L’hétérogénéité structurelle de la zone euro
Les travaux d'économistes comme Paul Krugman ont permis de montrer que l’hétérogénéité d’une Union monétaire augmente après sa constitution. C'est clairement ce qui s'est passé avec la zone euro, puisque l'introduction d'une monnaie unique a conduit à une spécialisation productive différente des pays, à la divergence des niveaux de productivité et de revenu, à une recomposition de la géographie industrielle, etc.
[ Source : Natixis ]
Tout cela a pu durant un temps être caché par la hausse de l'endettement, mais la crise de la zone euro a fait tomber les masques, comme le montre l'évolution du spread des obligations d'État de la Grèce et de l'Italie (écart de taux d'intérêt avec l'Allemagne sur les titres de dette publique à 10 ans) :
[ Source : Barbara Fritz, Sebastian Dullien et Laurissa Mühlich, « Le FMI à la rescousse : la zone euro a-t-elle bénéficié de l’expérience du fonds dans la lutte contre les crises ? », Économie et institutions [En ligne], 23 | 2015, mis en ligne le 30 décembre 2015, consulté le 06 janvier 2023. URL : http://journals.openedition.org/ei/5669 ]
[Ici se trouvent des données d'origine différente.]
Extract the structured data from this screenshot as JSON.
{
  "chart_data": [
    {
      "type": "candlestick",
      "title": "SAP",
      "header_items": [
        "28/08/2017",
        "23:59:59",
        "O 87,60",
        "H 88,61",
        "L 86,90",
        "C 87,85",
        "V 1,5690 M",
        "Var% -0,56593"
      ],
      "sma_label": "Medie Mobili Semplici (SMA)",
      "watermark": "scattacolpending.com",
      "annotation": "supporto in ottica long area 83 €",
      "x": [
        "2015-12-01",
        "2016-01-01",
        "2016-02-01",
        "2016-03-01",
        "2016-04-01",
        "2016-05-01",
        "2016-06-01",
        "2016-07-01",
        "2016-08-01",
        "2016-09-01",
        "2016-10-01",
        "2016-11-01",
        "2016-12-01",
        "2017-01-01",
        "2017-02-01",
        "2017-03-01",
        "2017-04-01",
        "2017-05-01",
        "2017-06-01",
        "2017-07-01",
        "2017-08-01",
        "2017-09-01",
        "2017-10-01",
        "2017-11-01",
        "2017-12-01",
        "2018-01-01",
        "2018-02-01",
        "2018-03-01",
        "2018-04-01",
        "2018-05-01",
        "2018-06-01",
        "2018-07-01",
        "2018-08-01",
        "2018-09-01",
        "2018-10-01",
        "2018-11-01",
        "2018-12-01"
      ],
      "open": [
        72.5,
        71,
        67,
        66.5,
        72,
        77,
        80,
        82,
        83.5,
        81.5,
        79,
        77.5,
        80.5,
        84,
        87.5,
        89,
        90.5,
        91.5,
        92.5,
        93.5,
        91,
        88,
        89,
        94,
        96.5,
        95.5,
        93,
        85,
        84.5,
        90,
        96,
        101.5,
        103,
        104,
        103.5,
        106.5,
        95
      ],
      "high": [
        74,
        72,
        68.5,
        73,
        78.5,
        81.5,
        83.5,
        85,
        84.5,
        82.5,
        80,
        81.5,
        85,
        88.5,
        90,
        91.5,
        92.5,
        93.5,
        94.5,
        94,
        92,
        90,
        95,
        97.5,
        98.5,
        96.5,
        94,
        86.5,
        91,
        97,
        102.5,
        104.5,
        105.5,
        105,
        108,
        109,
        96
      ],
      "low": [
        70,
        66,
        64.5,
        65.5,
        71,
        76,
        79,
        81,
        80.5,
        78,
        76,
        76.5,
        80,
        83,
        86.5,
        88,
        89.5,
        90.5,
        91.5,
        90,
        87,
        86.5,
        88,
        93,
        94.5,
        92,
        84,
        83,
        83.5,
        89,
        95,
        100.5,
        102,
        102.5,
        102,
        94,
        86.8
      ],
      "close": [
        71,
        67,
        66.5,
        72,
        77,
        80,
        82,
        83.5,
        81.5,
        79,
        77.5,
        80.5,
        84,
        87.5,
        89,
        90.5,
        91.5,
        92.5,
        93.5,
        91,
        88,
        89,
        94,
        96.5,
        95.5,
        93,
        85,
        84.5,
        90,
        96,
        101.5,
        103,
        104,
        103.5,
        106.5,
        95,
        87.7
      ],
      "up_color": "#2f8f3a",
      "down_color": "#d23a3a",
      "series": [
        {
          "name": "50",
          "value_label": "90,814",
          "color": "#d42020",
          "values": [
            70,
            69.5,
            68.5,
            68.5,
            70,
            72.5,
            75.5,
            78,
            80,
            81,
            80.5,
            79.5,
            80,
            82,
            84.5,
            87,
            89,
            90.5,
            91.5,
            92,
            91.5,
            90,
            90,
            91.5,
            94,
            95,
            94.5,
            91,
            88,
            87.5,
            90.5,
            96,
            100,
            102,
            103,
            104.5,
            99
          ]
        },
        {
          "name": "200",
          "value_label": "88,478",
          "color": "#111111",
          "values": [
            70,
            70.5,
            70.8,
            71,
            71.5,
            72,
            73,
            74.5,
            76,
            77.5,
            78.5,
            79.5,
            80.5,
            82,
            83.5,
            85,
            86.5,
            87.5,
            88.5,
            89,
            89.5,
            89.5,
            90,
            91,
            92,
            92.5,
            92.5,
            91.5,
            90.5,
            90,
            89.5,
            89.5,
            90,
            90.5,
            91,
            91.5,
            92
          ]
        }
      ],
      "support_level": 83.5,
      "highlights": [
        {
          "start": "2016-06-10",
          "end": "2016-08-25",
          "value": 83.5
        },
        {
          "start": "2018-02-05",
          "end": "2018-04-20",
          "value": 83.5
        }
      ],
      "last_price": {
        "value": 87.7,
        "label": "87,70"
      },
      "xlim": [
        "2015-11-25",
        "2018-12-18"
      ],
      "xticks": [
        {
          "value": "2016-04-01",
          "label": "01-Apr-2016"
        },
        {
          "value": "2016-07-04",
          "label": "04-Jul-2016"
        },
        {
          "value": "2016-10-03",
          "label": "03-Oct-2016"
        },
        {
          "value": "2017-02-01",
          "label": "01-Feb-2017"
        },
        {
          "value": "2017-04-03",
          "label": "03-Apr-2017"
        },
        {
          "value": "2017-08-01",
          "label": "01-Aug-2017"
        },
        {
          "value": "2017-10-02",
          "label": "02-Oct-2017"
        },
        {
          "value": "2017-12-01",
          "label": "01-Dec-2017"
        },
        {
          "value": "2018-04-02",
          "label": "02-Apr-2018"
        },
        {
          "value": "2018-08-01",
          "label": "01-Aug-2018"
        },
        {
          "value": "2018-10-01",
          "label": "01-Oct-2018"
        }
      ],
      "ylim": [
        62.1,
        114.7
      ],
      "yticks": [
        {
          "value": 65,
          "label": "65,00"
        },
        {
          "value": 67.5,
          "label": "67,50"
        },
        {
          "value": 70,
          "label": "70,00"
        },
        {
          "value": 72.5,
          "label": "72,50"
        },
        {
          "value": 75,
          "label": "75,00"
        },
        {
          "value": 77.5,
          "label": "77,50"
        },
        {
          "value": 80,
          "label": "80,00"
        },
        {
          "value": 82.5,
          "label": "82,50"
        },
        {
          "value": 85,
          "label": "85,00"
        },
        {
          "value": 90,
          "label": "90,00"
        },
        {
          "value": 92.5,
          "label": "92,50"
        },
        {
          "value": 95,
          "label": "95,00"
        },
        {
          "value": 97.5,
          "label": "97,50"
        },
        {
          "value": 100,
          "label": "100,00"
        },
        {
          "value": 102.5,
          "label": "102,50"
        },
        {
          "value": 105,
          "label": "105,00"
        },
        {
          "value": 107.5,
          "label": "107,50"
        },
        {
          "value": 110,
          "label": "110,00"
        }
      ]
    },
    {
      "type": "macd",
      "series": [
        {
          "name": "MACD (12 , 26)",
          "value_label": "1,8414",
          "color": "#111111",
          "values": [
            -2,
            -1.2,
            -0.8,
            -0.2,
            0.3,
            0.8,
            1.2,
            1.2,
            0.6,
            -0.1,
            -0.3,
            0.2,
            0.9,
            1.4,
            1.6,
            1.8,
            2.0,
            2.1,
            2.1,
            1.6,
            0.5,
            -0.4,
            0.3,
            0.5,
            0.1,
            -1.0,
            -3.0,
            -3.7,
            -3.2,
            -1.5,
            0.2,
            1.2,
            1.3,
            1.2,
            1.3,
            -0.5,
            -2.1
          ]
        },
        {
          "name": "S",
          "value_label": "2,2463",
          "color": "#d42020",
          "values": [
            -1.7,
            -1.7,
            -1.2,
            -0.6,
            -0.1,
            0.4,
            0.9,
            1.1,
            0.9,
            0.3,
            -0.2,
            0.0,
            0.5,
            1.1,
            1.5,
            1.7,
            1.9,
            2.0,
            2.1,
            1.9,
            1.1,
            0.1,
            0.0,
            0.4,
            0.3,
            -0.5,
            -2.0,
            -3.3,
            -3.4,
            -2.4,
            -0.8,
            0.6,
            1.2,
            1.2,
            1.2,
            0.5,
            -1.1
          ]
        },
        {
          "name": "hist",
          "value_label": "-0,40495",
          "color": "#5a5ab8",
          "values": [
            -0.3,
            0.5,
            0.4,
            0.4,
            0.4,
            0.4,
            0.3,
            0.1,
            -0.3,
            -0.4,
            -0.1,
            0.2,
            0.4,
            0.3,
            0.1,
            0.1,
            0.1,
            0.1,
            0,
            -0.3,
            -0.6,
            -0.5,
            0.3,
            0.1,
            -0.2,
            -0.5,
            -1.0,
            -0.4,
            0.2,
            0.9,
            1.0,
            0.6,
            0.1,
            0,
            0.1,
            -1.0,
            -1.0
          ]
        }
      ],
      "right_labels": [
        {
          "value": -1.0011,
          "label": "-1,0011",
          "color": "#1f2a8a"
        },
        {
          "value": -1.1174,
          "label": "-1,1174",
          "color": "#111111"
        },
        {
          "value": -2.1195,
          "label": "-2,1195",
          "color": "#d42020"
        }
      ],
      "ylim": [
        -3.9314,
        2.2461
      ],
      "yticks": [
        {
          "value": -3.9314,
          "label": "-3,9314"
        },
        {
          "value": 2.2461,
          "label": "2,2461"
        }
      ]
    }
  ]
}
L'impossibilité de corriger les écarts de compétitivité-coût au sein de la zone euro
Avant la mise en place de la monnaie unique, les problèmes de compétitivité-coût pouvaient se régler par le mécanisme du taux de change. Mais depuis, toute dévaluation monétaire étant par construction impossible, les gouvernements utilisent d'autres moyens :
* la dévaluation interne : également appelée ajustement nominal, elle consiste en une baisse de coûts salariaux et des prix dans le but d'améliorer la compétitivité d'un pays. Selon la théorie, comme les prix et les salaires baissent parallèlement, les salaires réels ne varient pas et la compétitivité s'améliore à l'export. Mais, ce remède de cheval conduit le plus souvent à l'effondrement de la demande des ménages en raison de la baisse des salaires réels. Cela débouche alors sur une compression de l'activité à court terme et donc sur une hausse du chômage.
* la dévaluation fiscale : il s'agit d'une substitution d'impôt censée produire les mêmes effets qu'une dévaluation monétaire. On pense notamment à la TVA sociale (qui n'a de social que le nom), qui consiste à basculer sur la TVA une partie des cotisations sociales patronales, de sorte que la TVA augmenterait et le coût du travail baisserait. Or, en pratique, lorsque la TVA augmente c'est le pouvoir d'achat des ménages qui est amputé, car les vases communicants ne fonctionnent jamais aussi parfaitement...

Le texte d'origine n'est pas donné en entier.